Is Richard Wheeler Killing The Western?

…well, Richard Wheeler thinks so.

So, here I am, writing stories that wreck the genre. Can anyone doubt
it? Soon after I published my first novels at Doubleday, its western
line expired. Soon after I published my novels at Walker and Company,
its western line died. Soon after I published my westerns with M. Evans
and Company, its western line faded away. Soon after I published my
novels with Fawcett and then Ballantine, their western lines croaked.
Soon after I published my sole novel with Bantam, its western line
(except for L’Amour) faded into the sunset. Soon after I published the
last of my novels with NAL, its western line began to wind down. I
understand that soon after my last Pinnacle novel is published, its
western line will be planted in a grave. That leaves only Forge, and
its line is fading fast.

He says he’s done it by writing what the readers don’t want.

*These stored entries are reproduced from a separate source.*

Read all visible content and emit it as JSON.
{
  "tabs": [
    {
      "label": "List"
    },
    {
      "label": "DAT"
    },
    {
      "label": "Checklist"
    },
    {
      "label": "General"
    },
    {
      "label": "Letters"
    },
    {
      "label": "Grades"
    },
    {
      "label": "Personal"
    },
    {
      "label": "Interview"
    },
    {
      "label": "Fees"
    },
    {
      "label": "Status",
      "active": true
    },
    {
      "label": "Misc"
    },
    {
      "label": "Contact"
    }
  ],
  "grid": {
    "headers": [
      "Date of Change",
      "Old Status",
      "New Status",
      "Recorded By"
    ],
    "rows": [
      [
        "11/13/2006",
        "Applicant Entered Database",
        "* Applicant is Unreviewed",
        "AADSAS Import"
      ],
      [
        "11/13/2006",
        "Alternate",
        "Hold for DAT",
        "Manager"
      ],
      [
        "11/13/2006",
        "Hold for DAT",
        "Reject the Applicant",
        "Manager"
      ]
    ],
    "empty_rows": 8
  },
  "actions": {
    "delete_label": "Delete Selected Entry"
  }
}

My publishers have responded by plastering a cowboy with blazing
sixguns on the covers of many of my novels to conceal the heresies
within the covers, but it did little good. My loose literary ways
trumped the orthodoxies of the western genre, and eventually laid the
genre in its grave, though there is still some residual western fiction
showing up.

His lengthy essay on Ed Gorman’s blog will make you want to go out and read all of his westerns.